If you're serious about this idea (which seems amazing, btw), start learning French right now. The more comfortable you are in the language, the less intimidating the bureaucratic stuff will be. And even if it's still intimidating, you'll be able to have conversations with people who can guide you through it.
posted by witchen at 8:22 AM on November 17, 2017 [3 favorites]

bbqturtle: "but the only case where someone keeps a language and isn't still "immersed" is if it's what's spoken at home all the time, including on TV and the radio and social media "

As an alternative datapoint: I lived in the US from ages 3-8, and it took me a few weeks to start speaking English. On return to Chile I kept speaking English, at least so far. I'm 46 now. It helped that my brother spoke it too, though we stopped speaking English to each other around our teen years. My parents never spoke English to us, our friends didn't speak it and the local TV, movies, etc., were all in Spanish.

My 10 year old son, who's never been in an English speaking country, is fully bilingual in English and Spanish, because I speak English exclusively to him, set the TV to English, and YouTube is mostly in English as well. My brother is doing the same with his youngest and at 5 she speaks better English than Spanish.

So, it's possible to learn and hold on to a language without full immersion, but it takes some doing.
posted by signal at 8:43 AM on November 17, 2017 [2 favorites]

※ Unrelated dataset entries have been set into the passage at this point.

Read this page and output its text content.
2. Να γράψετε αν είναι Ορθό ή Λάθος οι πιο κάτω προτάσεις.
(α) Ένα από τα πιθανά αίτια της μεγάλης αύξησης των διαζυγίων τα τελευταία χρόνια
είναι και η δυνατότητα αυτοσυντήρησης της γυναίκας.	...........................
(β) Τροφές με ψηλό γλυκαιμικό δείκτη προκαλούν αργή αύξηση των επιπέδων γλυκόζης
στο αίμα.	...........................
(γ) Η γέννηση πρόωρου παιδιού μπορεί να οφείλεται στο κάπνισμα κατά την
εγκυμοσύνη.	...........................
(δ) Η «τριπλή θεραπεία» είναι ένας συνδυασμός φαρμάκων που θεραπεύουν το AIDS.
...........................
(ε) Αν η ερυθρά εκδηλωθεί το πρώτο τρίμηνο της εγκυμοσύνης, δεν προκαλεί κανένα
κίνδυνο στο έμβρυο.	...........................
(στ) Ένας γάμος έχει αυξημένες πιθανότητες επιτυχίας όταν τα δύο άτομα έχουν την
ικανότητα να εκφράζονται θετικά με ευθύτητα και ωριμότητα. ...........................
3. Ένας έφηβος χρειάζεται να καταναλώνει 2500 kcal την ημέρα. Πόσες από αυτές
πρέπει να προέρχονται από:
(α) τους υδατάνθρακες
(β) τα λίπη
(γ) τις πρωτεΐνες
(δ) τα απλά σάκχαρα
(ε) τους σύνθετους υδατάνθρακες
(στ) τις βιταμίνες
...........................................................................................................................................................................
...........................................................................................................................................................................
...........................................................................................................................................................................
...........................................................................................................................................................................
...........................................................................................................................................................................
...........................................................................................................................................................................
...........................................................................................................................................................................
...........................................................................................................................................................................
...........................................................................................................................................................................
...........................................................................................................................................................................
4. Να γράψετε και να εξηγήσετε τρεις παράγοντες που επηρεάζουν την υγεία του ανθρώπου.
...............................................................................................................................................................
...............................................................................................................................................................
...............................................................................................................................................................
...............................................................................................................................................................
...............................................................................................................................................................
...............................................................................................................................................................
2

Lille was part of Flanders, which means beer.
posted by brujita at 10:31 AM on November 17, 2017

We had a three month sabbatical in Lille when our kids were 1 and 3.5 - it was great. Kid no1 went to the maternelle for half days (so wouldn't be too demanding for him) and we found a local nanny for the baby. It's a really fun city- plenty to do but not so huge it's overwhelming, and easy to navigate by bike or bus. Paris not far at all for the odd day trip & the Lillois are were generally very friendly and more relaxed than Parisians. Seconding the recommendation to improve your French as much as possible before you go. You'll have more fun, meet more people, and get more out of it if you do. Also it just shows willing.
posted by melisande at 12:51 PM on November 17, 2017 [2 favorites]

Great idea!

We looked into german immersion nursery for Baby Tinkletown, and the nursery manager told us than most three year olds are fully fluent within six months (with their only german exposure being through nursery). So your children should be fluent quicker than that if they also have French television, French in shops etc.

In terms of keeping their French going, there may be French immersion nurseries or Saturday classes locally. There are loads near us, but obviously London has a lot of French expats. Failing that, you could get a French speaking au pair or nanny for after school care.
posted by tinkletown at 2:29 PM on November 17, 2017

Your kids are very lucky that you have this opportunity; having grown up in a number of countries (including France), my vote is: definitely go for it. As your kids are young, and it sounds like it’s definitely only going to be a single year, I wouldn’t focus too much on them acquiring a specific second language to keep - the key experience will be that other languages exist, and that they can live in other languages. Even though at four they’re still consolidating their mother tongue, and the focus of their life is still so much within the family and home, to have life exposure to a new language is already going to reconfigure their event-horizon (so to speak), and to live things in French will fundamentally inform/enrich their experience of language as such; it’s less about the specific competence they’ll acquire during this parenthesis in their life, than about what it seeds in general. (Think of it this way: what specific skills from when you were two/four do you remember?) So, seconding bbqturtle and Pwoink above: just to offer them this experience of an “other” framework is the actual awesome gift you’ll be giving them.
posted by progosk at 3:19 AM on November 18, 2017 [2 favorites]

Sorry for the late update! I think we will do this if we can :). I hadn't really thought about how valuable it would be regardless of whether the kids keep the language, but that's an excellent point. Many thanks everyone!